Forever Home Donkey Rescue
People often ask us why we rescue donkeys. Here is our answer...
Most people don’t start out to rescue animals. We grow up with animal friends and appreciate their beauty, intelligence & companionship. Along life’s path we probably saw animals that weren’t appreciated, that were neglected or mistreated. Maybe at the time our thoughts were, “someone should do something about that”. I know when I was a girl there was an old bay mare down the road I use to visit on a regular basis. She could hardly walk. She had been foundered, (as I know now) and her feet were as long as they could be without curling. She stood in the pasture day & night, winter and summer, thru snow and rain, on those horrible feet, year after year.
I enjoyed feeding her apples & pulling grass to feed her, when she could hobble over to the fence, & as a child never questioned her lifestyle. I now know that her life could have been much more comfortable, if someone had just trimmed her feet and kept them trimmed. She also would have benefited from having a shelter to go in. I don’t know if the people fed her anything other than the small pasture she was in, I don’t remember her being thin, so assume she was adequately fed.
Hers was a life of neglect, the boy of the family was grown and although I don’t know for sure, would imagine she had been his horse. I don’t know what happened to her ultimately. I grew up, went on with my life, and when I went back to visit, the pasture had become a subdivision, and the old house was torn down to make way for more houses.
Forever Home Donkey Rescue & Sanctuary began in 1997, although at the time we didn’t know it. My husband John saw an ad in the paper for a $50. donkey and asked if I’d like a donkey for my birthday. We made arrangements to go see him. BlackJack was a 10 year old intact jack and no one else had answered the ad. The man said if we didn’t take him, he’d send him to slaughter. Of course we took him, didn’t have a trailer, didn’t have any idea of what we were getting ourselves into, but we had “saved” him. Our relationship and learning curve was pretty rocky, until we had him gelded. Not wanting to have a solitary donkey, we answered an ad in the paper and bought him a friend. What we didn’t know at the time, Cisco, had horrible skin condition caused by habronema larvae, and within 7 months we had to have him euthanized. He had destroyed his sheath by biting, because of the intense itching.

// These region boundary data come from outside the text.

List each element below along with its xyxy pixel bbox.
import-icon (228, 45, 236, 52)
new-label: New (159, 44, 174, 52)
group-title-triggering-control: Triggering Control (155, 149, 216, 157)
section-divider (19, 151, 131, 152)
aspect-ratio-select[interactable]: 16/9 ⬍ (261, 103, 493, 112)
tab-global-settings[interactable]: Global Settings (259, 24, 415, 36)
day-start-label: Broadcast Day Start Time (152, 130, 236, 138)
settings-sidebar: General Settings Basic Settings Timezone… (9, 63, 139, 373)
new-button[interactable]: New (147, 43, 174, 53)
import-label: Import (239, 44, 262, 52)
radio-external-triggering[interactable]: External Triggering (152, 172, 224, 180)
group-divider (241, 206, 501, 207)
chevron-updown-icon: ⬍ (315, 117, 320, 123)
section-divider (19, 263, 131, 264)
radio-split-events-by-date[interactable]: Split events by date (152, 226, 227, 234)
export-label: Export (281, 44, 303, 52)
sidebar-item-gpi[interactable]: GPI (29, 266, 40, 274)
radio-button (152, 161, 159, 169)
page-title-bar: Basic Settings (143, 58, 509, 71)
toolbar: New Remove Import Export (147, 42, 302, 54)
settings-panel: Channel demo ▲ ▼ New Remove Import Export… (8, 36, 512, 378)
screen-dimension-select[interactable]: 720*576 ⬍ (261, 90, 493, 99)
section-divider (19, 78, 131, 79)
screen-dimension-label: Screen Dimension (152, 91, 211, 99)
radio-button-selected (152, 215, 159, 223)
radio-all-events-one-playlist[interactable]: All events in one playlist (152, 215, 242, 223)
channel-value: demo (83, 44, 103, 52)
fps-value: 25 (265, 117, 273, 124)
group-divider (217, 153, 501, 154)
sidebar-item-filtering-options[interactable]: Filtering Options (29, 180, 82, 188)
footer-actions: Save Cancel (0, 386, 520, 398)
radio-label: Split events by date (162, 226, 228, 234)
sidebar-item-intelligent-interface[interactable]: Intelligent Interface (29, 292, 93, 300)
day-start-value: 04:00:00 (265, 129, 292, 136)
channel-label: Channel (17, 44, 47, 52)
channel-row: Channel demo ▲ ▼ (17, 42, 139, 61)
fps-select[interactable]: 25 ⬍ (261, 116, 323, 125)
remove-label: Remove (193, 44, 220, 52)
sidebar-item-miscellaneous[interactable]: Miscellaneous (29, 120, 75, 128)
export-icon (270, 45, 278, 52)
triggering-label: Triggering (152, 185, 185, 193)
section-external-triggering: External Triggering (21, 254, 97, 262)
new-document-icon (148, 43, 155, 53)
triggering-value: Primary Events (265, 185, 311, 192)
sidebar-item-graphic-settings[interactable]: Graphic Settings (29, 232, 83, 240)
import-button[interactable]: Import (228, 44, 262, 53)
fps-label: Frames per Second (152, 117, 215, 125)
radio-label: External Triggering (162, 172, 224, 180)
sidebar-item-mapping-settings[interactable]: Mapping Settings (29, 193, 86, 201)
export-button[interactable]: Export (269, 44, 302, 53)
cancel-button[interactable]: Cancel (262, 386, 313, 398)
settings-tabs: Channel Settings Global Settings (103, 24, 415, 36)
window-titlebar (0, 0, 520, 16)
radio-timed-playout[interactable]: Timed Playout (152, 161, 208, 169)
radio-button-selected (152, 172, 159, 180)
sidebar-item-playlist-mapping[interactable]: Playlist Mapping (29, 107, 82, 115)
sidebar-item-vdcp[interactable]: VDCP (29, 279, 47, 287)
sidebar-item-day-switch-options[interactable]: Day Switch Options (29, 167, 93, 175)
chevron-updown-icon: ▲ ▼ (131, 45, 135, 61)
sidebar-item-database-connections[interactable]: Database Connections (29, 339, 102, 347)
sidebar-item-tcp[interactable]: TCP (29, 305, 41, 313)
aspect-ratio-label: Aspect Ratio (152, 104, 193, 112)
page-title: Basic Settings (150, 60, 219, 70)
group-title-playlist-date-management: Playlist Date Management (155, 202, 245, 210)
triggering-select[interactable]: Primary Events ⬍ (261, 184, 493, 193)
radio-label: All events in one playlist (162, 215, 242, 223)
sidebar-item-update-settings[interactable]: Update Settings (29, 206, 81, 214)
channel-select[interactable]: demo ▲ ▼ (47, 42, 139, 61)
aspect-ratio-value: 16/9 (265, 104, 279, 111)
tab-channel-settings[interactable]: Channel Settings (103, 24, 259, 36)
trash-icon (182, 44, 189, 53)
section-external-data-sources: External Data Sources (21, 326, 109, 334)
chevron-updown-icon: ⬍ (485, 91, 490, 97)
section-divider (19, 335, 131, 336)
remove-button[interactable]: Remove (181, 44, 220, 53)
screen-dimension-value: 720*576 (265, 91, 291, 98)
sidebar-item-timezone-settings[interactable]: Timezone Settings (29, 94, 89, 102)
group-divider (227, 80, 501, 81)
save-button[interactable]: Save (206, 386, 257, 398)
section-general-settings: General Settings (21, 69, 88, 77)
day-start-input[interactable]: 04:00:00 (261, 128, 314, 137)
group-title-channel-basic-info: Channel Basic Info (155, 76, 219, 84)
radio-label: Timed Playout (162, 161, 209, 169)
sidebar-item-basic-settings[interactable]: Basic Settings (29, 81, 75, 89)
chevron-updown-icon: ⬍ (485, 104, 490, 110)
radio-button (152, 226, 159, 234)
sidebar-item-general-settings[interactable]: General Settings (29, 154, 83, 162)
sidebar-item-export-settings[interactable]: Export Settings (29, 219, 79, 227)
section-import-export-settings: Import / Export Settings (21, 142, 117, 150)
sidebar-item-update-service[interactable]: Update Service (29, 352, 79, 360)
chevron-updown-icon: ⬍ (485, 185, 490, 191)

BlackJack was alone again, so we put an ad in the paper to find a donkey. We brought 2 home the same day, one with emotional problems, very distrustful & spooky and another one with habronema larvae that needed daily and sometimes minute by minute attention over the next few months.
The next few, showed up as donkeys that needed a home, and had mental or physical problems. Somewhere along the line we noticed we were getting donkeys that had no chance at a “normal” home, for one reason or another. That’s when we realized we were a home for donkeys that had absolutely no place else to go, and would probably stay here for the rest of their lives, hence the name, Forever Home.
We occasionally get in donkeys that are young, healthy, adoptable and work to find homes for them. But our primary objective is to provide a sanctuary for those that have ran out of options. As a private sanctuary, we are limited on how many animals we can take in. But I hope we never have to say no, to a donkey that REALLY needs a home.